Ich glaube, der Bericht macht deutlich, dass es genug Ansatzpunkte für viele, viele Diskussionen, aber auch für konkretes Handeln hier in unserem Haus gibt.
Dass Mädchen und Frauen mit Behinderung eine doppelte beziehungsweise mehrfache Diskriminierung erleben, zeigt der Bericht ebenfalls sehr deutlich auf. Die gute und zielorientierte Zusammenarbeit des Beauftragten mit dem Verein Mixed Pickles e.V. wird im Bericht hervorgehoben. Unter dem Stichwort Mixed Pickles ist die Ausbildung von Mädchen mit Lernschwierigkeiten zu Jugendgruppenleiterinnen hervorzuheben. Diese Initiative des Vereins Mixed Pickles gemeinsam mit dem Landesjugendring hat nicht nur nationale Beachtung gefunden, sondern mittlerweile den Mädchen und den Initiatorinnen Anerkennung und Preise für ihr Engagement auch auf europäischer Ebene eingebracht.
Das ist eine Initiative, die die Mädchen uns hier im Landtag vorgestellt haben. Ich erinnere nur an die schönen Stopp-Schilder mit der Aufschrift: „Halt, bitte leichte Sprache!“, einer Aufforderung, der wir uns als Politiker und Politikerinnen auch immer wieder stellen sollten, denn auch dies ist ein Beitrag zur Barrierefreiheit.
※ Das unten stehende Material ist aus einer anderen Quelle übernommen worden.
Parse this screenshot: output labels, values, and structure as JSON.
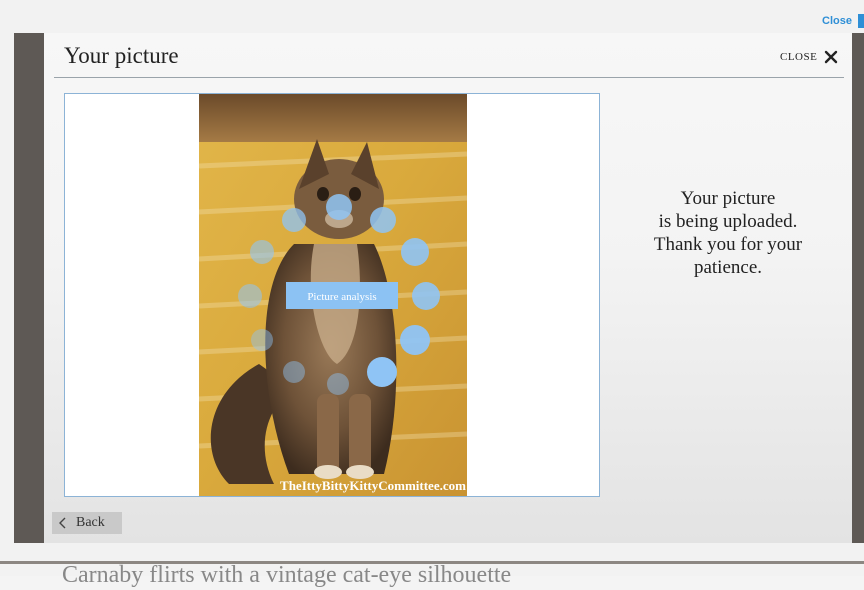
{
  "modal": {
    "title": "Your picture",
    "close_label": "CLOSE",
    "back_label": "Back"
  },
  "background_page": {
    "close_link": "Close",
    "bottom_text": "Carnaby flirts with a vintage cat-eye silhouette"
  },
  "photo": {
    "watermark": "TheIttyBittyKittyCommittee.com",
    "analysis_label": "Picture analysis"
  },
  "upload_message": {
    "lines": [
      "Your picture",
      "is being uploaded.",
      "Thank you for your",
      "patience."
    ]
  },
  "colors": {
    "accent_blue": "#2f8fd6",
    "spinner_blue": "#8fc4f5",
    "analysis_box": "#8cc2f3",
    "frame_border": "#8cb3d6"
  },
  "icons": {
    "close": "close-icon",
    "back": "chevron-left-icon",
    "spinner": "loading-spinner"
  }
}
Die Arbeit von Mixed Pickles zu stärken wäre durch eine Jugendbildungsreferentin möglich und ein entsprechendes Anliegen sollte von uns intensiv beraten und unterstützt werden.
Liebe Kolleginnen und Kollegen, abschließend will ich noch die im Bericht erwähnte Veranstaltung „Dialog im Dunkeln“ ansprechen. „Dialog im Dunkeln“ ist eine Ausstellung im Zentrum der Stadt Rendsburg, die auch mir als Besucher sozusagen als Selbsterfahrung aufgezeigt hat, wie sich die Lebenssituation von Menschen mit Behinderung, in diesem Fall von Menschen mit einer starken Sehbehinderung oder Erblindung, darstellt. Dies ist eine Aktion, die Nachahmung und Fortsetzung braucht. Es war ein sehr spannendes Erlebnis, aber auch sehr zwiespältig, zu erfahren, wie man sich selbstständig bewegen wollte und ganz intensiv auf Hilfe angewiesen war. Man musste Vertrauen in Helferinnen und Helfer haben und sich zwingen, dieses Vertrauen blindlings, in diesem Fall im Dunkeln, zu akzeptieren und hatte doch das Gefühl: Was passiert, wenn die helfenden Hände nicht mehr da sind und wenn man sich nicht mehr so zurechtfindet und vielleicht in dem Parcours das eine oder andere Missgeschick erleidet. Wenn man diese Erfahrung hat, dann wünscht man sich eigentlich, dass keiner, der auf Hilfe angewiesen ist, diese helfenden Hände und das Vertrauen, dass die helfenden Hände da sind, nicht mehr hat. Von daher war es eine hervorragende Veranstaltung, die Nachahmung verdient und deutlich macht, wie man auch mit einfachen Mitteln darauf hinweisen kann, dass man Unterstützung und Hilfe in jeder Lebenslage in dieser Gesellschaft braucht.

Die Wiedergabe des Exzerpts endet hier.